L’employeur peut être obligé de prendre en charge les lunettes de vue d’un salarié travaillant sur écran notamment lorsque celui-ci se plaint de la lumière visible discontinue et d’une détérioration de sa vue.

La CJUE a précisé, concernant l’application de la directive 90/270 du 29 mai 1990 (écran de visualisation), l’expression dispositifs de correction spéciaux qui doivent être fournis, après examen médical, à un salarié qui travaille sur écran : les dispositifs de correction spéciaux, prévus à cette disposition, incluent les lunettes de vue visant spécifiquement à corriger et à prévenir des troubles visuels en rapport avec un travail impliquant un équipement à écran de visualisation (CJUE, 22-12-22, aff. C392/21).

Autrement dit, l’expression dispositifs de correction spéciaux englobe les lunettes de vue et non pas uniquement les dispositifs utilisés exclusivement sur le lieu de travail dans l’exercice des tâches professionnelles.

Concernant la prise en charge des frais, la Cour de justice explique que l’obligation de fournir aux travailleurs concernés un dispositif de correction spécial pesant sur l’employeur, peut être satisfaite soit par la fourniture directe dudit dispositif par ce dernier, soit par le remboursement des dépenses nécessaires exposées par le travailleur, mais non pas par le versement d’une prime salariale générale au travailleur.

Toutefois, l’employeur peut verser une prime spécifique dès lors qu’elle couvre les dépenses spécifiquement avancées par le travailleur concerné pour l’acquisition du dispositif de correction spécial.

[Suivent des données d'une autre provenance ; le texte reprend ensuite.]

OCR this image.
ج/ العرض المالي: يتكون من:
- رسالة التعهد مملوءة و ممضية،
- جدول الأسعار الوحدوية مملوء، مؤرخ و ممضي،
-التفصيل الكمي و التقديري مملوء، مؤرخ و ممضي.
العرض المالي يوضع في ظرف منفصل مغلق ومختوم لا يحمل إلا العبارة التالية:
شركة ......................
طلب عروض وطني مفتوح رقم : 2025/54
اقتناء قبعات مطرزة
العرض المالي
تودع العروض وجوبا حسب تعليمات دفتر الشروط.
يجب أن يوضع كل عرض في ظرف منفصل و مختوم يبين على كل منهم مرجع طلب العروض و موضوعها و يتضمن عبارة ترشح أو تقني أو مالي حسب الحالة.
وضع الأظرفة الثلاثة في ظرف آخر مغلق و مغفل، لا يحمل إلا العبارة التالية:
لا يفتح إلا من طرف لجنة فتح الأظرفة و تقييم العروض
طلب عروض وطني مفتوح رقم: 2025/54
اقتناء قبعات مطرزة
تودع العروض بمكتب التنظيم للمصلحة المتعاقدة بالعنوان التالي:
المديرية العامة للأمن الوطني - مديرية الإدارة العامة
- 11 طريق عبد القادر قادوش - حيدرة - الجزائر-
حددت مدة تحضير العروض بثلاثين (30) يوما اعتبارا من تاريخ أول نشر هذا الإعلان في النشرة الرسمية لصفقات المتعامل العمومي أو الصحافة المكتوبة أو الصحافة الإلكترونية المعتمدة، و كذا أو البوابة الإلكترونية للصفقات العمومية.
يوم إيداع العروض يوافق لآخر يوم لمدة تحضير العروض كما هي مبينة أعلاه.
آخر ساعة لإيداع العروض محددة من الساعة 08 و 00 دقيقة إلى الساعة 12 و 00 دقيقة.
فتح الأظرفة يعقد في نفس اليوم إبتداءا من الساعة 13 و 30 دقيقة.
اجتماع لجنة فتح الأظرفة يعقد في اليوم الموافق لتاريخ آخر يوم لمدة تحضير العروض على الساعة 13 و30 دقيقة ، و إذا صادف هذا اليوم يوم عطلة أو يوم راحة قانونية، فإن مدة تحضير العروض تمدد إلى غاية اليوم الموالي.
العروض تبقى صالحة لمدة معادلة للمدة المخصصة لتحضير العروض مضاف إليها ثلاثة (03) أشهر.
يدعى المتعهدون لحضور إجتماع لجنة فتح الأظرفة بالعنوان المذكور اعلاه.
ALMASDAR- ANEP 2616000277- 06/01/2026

Concernant l’application de cette jurisprudence européenne en droit interne, le salarié pourrait, selon nous, demander le remboursement par l’employeur de ses lunettes de vue lorsqu’il travaille sur écran en sa basant sur cette décision de la CJUE et au regard du principe général prévu en droit français qui impose à l’employeur de prendre en charge tous les frais exposés par un salarié pour les besoins de son activité professionnelle, et dans l’intérêt de l’entreprise, sans qu’ils puissent être imputés sur la rémunération qui est due au salarié.

Autrement dit, l’obligation en droit français qui pèse sur l’employeur de prendre en charge les frais professionnels engagés par un salarié (ici des lunettes de vue pour un travail sur écran) doit être, selon nous, appréciée à la lumière de la décision de la CJUE du 22 décembre 2022. Pour rappel, la Cour de cassation se doit de juger une affaire interne en interprétant le droit français au regard du droit communautaire.

En l’espèce, rien ne semble interdire au juge français de procéder à une interprétation conforme du droit français au droit communautaire. Le juge français ne s’exposerait pas à une interprétation contra legem. Le juge national a l’obligation de recourir à l’interprétation conforme, y compris en écartant une jurisprudence nationale consolidée contraire au droit de l’Union.

Nous espérons vivement que la Cour de cassation viendra prochainement confirmer notre point de vue…A noter que la prise en charge par l’employeur du coût des lunettes de vue ne sera possible que dans le cas où le salarié ne peut se faire rembourser au titre du 100% santé ou lorsque pour une raison ou pour une autre les lunettes de vue resteront, totalement ou partiellement, à la charge du salarié.